III. Neste seguimento, e de acordo com as finalidades deste instituto e do processo de insolvência, o insolvente deve ceder todos os valores auferidos que excedam o montante definido pelo tribunal como necessário a uma subsistência condigna.
IV. Privilegiando-se o cumprimento das obrigações creditórios, mas nunca em detrimento
do princípio da dignidade humana e do direito a um sustento condigno.
V. Sucede que, terminado o segundo ano de cessão, e remetidas ao fiduciário todas as informações relativas a esse período – em pleno cumprimento das obrigações que incumbem ao insolvente – veio este notificado do relatório do fiduciário que conclui pelo dever de cessão de rendimentos no montante de €1.763.90, decisão reconhecida pelo tribunal pese embora o requerimento apresentado pelo insolvente.
VI. Sendo que, maioritariamente o insolvente, esteve desempregado tendo auferido somente de maio de 2023 a setembro do mesmo ano alguns rendimentos, ainda que acima do salário mínimo.
VII. O certo é que, o excesso nesses meses recebido, servem para compensar os meses em que não auferiu qualquer rendimento, equilibrando assim as contas da família.

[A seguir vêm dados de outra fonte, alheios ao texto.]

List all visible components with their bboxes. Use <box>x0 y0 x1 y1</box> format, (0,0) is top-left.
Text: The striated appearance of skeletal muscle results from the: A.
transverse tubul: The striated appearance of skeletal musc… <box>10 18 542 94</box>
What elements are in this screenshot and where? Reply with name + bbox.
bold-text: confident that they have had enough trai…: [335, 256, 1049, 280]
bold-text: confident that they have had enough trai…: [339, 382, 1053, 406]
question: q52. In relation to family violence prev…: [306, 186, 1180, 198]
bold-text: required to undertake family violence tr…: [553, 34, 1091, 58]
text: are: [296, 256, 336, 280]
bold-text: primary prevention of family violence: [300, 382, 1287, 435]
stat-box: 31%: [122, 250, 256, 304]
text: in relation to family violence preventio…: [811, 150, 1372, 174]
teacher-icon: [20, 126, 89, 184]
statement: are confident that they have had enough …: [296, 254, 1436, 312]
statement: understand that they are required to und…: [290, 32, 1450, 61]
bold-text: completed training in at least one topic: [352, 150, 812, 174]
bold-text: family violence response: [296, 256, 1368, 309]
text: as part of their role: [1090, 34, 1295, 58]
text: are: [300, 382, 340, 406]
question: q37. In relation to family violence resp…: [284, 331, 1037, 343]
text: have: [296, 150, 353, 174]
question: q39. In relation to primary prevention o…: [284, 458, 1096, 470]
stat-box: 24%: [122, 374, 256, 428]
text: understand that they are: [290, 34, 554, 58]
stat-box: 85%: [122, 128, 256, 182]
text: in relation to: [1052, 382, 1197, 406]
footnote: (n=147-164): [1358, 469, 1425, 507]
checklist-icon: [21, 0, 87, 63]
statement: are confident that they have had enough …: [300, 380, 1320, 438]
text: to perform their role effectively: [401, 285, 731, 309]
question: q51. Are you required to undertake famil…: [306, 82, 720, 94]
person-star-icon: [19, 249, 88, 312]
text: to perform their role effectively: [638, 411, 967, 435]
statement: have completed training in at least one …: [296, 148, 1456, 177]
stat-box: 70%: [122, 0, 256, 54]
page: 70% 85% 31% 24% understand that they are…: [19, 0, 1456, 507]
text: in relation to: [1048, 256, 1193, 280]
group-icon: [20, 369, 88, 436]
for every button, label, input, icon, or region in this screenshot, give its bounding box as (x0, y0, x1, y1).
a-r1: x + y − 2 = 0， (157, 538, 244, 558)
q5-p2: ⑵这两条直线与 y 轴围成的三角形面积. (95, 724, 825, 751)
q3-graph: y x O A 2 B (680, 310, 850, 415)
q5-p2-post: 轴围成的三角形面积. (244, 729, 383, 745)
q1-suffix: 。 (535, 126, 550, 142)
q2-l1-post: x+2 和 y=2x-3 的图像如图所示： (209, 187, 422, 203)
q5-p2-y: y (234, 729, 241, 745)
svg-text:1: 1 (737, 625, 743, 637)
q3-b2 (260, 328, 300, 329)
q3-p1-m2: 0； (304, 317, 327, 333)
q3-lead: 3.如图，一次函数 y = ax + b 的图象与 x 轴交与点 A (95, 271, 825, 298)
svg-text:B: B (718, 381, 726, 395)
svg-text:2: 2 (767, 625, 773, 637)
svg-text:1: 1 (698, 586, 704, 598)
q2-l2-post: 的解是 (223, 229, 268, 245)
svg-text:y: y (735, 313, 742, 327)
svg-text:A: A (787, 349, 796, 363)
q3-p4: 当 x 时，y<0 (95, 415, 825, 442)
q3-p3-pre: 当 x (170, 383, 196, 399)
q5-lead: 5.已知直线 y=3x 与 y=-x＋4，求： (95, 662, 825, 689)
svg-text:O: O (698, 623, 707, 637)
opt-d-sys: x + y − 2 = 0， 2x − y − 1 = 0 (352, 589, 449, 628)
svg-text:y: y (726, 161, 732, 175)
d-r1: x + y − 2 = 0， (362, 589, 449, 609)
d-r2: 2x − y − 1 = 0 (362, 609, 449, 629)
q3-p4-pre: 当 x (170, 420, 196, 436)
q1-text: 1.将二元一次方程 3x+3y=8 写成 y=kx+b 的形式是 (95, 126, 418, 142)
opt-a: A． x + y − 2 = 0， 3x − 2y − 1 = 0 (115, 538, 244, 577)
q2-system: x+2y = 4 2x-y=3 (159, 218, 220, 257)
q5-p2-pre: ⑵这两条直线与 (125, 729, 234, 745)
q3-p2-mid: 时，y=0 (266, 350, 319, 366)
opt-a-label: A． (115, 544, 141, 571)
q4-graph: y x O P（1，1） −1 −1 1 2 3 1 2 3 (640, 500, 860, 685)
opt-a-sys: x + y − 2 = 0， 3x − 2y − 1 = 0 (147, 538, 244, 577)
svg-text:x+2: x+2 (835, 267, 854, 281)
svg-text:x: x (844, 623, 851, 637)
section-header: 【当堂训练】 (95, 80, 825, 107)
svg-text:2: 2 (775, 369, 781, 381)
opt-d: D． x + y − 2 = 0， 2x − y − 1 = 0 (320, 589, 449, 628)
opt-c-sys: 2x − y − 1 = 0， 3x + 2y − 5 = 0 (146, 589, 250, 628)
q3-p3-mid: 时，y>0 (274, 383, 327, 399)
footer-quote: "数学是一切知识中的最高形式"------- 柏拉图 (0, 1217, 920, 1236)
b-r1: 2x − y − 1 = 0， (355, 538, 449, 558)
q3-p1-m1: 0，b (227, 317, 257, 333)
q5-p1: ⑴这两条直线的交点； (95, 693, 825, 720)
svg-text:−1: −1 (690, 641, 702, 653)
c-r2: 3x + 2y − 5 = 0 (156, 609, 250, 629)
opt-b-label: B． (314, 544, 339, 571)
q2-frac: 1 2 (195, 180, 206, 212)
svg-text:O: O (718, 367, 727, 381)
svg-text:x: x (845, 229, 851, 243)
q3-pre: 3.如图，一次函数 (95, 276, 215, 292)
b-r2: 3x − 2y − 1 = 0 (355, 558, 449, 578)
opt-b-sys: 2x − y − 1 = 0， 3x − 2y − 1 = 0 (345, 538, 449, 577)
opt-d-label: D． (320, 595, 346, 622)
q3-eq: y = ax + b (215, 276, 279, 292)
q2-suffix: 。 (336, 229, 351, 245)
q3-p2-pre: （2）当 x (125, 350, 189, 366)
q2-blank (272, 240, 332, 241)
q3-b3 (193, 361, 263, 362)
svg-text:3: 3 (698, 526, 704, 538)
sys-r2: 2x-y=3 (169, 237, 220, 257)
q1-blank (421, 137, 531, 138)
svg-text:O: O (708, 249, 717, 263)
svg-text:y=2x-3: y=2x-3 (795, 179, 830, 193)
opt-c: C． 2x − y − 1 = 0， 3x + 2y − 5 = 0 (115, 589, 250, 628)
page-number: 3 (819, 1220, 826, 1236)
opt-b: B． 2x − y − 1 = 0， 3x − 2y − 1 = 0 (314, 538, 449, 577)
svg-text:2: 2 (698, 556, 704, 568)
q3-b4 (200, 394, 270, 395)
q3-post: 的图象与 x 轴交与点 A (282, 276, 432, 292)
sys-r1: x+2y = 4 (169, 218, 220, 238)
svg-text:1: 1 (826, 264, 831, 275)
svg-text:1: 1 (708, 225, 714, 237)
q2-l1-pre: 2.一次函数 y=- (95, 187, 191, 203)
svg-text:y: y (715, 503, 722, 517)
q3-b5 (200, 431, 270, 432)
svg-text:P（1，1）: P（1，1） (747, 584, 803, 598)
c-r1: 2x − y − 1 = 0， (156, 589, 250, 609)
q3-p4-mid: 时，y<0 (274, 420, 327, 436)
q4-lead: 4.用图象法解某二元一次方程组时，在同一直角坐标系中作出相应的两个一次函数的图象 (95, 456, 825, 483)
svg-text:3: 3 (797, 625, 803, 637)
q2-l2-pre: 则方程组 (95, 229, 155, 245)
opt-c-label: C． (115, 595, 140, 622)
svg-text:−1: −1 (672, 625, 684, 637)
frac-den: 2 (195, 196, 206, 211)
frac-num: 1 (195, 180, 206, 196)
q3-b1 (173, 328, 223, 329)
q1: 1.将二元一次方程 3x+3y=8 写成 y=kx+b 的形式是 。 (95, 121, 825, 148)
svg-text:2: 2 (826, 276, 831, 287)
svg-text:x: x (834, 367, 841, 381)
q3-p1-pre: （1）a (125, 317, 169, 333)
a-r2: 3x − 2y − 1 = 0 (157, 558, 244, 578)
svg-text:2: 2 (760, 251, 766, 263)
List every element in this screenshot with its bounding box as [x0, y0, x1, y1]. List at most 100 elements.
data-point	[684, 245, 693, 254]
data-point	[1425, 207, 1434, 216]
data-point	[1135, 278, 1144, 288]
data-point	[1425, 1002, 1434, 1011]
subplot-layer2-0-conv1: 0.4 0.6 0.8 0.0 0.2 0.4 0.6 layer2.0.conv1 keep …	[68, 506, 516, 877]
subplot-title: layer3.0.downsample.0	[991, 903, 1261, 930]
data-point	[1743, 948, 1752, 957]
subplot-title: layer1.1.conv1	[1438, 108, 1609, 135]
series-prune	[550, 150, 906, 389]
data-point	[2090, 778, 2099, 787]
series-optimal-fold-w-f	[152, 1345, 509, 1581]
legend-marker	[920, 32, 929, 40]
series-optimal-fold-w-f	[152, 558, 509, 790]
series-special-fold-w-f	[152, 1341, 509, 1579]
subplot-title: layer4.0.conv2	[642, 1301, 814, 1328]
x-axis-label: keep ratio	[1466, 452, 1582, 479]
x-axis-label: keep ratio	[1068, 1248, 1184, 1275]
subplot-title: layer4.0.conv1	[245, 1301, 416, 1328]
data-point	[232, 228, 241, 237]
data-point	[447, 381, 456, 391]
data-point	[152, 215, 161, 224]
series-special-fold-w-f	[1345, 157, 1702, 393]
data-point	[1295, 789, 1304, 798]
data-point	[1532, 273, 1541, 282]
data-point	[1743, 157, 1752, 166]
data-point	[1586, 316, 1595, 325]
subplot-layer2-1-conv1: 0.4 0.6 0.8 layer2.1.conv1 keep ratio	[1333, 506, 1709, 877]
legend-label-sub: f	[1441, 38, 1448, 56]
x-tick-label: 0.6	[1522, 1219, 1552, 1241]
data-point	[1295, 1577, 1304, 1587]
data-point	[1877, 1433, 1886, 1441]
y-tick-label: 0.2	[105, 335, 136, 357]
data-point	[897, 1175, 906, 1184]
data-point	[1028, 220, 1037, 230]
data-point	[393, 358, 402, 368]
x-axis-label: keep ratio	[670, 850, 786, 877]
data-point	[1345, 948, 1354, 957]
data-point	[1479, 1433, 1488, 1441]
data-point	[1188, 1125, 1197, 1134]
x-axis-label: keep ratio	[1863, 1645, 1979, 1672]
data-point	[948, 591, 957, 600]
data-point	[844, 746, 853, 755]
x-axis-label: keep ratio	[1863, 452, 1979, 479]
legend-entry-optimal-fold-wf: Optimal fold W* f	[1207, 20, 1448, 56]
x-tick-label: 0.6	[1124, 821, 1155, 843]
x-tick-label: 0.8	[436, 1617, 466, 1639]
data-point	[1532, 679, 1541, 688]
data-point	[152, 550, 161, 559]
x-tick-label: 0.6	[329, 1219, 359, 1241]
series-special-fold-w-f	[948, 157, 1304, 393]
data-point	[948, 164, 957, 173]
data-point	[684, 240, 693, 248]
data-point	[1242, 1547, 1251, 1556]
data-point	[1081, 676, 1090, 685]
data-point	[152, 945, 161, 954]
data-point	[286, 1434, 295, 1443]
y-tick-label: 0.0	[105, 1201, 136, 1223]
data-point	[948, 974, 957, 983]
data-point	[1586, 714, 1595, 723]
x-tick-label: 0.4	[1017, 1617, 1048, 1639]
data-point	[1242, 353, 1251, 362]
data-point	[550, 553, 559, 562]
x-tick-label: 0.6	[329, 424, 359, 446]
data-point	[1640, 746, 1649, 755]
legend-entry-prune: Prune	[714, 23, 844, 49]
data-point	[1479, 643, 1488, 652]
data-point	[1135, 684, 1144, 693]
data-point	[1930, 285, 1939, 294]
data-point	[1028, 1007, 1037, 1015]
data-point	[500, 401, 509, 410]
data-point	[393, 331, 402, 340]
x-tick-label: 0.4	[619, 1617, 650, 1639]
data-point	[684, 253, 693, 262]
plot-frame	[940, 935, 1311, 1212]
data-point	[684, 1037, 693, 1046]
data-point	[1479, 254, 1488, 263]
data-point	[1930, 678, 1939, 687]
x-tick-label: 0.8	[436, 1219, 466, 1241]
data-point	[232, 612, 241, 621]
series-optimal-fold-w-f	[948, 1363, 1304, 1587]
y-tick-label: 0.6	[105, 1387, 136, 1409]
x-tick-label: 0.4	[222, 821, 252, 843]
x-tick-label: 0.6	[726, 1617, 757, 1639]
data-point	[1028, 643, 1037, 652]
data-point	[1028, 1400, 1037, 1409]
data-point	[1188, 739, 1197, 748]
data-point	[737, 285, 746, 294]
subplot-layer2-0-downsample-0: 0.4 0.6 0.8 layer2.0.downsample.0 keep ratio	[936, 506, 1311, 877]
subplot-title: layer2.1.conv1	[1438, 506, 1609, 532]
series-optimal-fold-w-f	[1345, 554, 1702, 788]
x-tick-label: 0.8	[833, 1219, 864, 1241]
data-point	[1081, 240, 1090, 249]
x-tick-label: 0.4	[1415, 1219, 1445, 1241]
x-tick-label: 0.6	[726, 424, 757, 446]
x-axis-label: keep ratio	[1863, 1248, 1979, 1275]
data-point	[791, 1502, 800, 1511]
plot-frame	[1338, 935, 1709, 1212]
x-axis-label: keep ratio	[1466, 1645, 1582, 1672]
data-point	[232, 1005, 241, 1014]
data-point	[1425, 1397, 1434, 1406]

VIII. Ora, tem entendido alguma jurisprudência que a redação do art. 239.º, n.º 4, al c) do CIRE – “imediatamente” – é incompatível com a pretensão de que o valor dos rendimentos a ceder deverá se analisado numa perspetiva anual, uma vez que esta pressupõe uma entrega imediata do rendimento objeto de cessão.
IX. Não obstante se assuma que o insolvente tem a obrigação de entregar imediatamente tudo quanto for objeto de cessão, o teor da norma não permite concluir nem por um cálculo efetuado tendo por referência o rendimento anual, nem tão pouco mensal.
X. Pelo contrário, apenas permite concluir com certeza pela preocupação acrescida em garantir que o insolvente, ainda que seja obrigado a ceder parte do seu rendimento, dispõe de meios económicos necessários à satisfação das suas necessidades elementares, motivo pelo qual incumbe aos tribunais a determinação do rendimento indisponível face às concretas circunstâncias do insolvente, dentro dos limites balizados pelo art. 239.º, n.º 3, al. b) i) do CIRE, em plena consagração do princípio constitucional da dignidade da pessoa humana.
XI. Considera, pois, a recorrente que da entrega imediata dos rendimentos objeto de cessão não decorre a presunção de que tudo o que exceda mensalmente o montante definido pelo tribunal deve ser entregue ao fiduciário, decorre sim, única e plenamente, a obrigação de entrega imediata dos rendimentos sejam eles apurados anual ou mensalmente.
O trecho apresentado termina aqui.